Questions fréquentes sur l'élite maritime française
Quelle est la durée de formation pour devenir l'équivalent d'un SEAL en France ?
Le parcours du combattant commence par le stage commando, un enfer de 20 semaines où le taux d'échec oscille régulièrement entre 85% et 90%. Pour intégrer le prestigieux Commando Hubert et devenir nageur de combat, il faut ajouter une formation de plus de 10 mois, sans compter les années de spécialisation préalable dans les autres unités. Résultat : un opérateur pleinement opérationnel a souvent derrière lui 5 à 7 ans de carrière militaire intense. On ne naît pas commando marine, on le devient par une érosion lente et volontaire de ses propres limites physiques.
Les commandos marine français utilisent-ils le même armement que les Américains ?
Il existe une convergence évidente sur certains matériels, notamment le fusil d'assaut HK416 qui équipe désormais les deux nations. Cependant, la France conserve des spécificités comme le fusil de précision SCAR-H ou des pistolets-mitrailleurs optimisés pour les milieux salins. On observe également une utilisation massive de drones de reconnaissance miniaturisés, un domaine où les unités spéciales françaises ont pris une avance considérable lors des opérations au Mali. Bref, si le contenant semble similaire, le contenu de la musette est adapté à une doctrine de "sur-mesure" plutôt que de "prêt-à-porter" tactique.
Les femmes peuvent-elles intégrer ces unités d'élite ?
La porte est officiellement ouverte depuis plusieurs années, à ceci près que les critères de sélection physique restent strictement identiques pour tous les candidats. À ce jour, aucune femme n'a encore réussi à franchir l'étape ultime du stage commando pour devenir opérateur de combat, même si certaines servent avec brio dans les services de soutien spécialisés. La sélection ne fait aucun cadeau, car l'océan, lui, ne connaît pas la parité. Est-ce un plafond de verre ou une simple réalité biologique liée aux charges de 50 kilogrammes à transporter sur des kilomètres ? La question reste ouverte, mais l'exigence, elle, demeure immuable.

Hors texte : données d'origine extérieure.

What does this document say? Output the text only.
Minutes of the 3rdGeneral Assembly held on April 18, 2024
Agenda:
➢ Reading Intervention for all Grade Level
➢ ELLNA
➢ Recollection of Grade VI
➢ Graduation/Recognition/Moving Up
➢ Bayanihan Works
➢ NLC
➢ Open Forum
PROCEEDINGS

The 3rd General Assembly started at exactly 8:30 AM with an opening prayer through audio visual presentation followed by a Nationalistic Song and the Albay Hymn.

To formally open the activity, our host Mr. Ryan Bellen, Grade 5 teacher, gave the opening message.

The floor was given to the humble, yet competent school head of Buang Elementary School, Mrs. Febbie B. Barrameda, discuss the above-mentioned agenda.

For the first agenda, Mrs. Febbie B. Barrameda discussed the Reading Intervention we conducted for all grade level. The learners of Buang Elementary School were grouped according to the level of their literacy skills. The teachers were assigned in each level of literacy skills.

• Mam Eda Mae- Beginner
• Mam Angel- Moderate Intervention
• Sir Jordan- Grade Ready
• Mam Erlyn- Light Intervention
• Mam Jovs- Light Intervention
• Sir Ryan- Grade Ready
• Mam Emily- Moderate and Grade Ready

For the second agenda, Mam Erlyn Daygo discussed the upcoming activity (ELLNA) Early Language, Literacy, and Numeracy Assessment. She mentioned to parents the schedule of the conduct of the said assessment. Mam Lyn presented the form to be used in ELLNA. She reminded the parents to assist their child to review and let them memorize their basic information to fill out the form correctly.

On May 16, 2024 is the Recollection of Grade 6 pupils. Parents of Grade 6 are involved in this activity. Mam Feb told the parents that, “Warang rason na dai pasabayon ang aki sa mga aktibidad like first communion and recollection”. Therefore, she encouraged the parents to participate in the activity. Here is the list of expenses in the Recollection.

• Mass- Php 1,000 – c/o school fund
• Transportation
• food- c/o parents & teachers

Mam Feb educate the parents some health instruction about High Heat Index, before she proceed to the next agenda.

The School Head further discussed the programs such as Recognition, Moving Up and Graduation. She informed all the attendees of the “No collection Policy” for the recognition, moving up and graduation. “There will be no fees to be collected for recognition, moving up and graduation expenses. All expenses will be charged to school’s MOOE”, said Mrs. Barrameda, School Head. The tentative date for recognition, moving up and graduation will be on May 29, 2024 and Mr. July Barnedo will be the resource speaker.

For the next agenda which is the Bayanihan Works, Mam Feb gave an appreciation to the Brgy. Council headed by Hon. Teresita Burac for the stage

Le verdict : une identité singulière qu'il faut cesser de comparer
Vouloir absolument que la France possède des Navy SEALs est un fantasme qui insulte la spécificité de notre histoire militaire. Nous avons mieux que des SEALs : nous avons un modèle de forces spéciales qui privilégie l'intelligence de situation à la débauche de munitions. Certes, les Américains sont les rois de la projection de puissance, mais les commandos marine français sont les maîtres de l'infiltration chirurgicale en milieu hostile avec une logistique réduite. On peut admirer la force de frappe de l'un tout en respectant l'audace technique de l'autre. Ma position est claire : la France n'a pas besoin de copier un modèle étranger quand elle dispose de l'outil le plus affûté d'Europe. Prétendre le contraire reviendrait à ignorer que, dans l'ombre, ce sont souvent nos nageurs de combat qui règlent les crises avant même qu'elles n'arrivent à la une des journaux.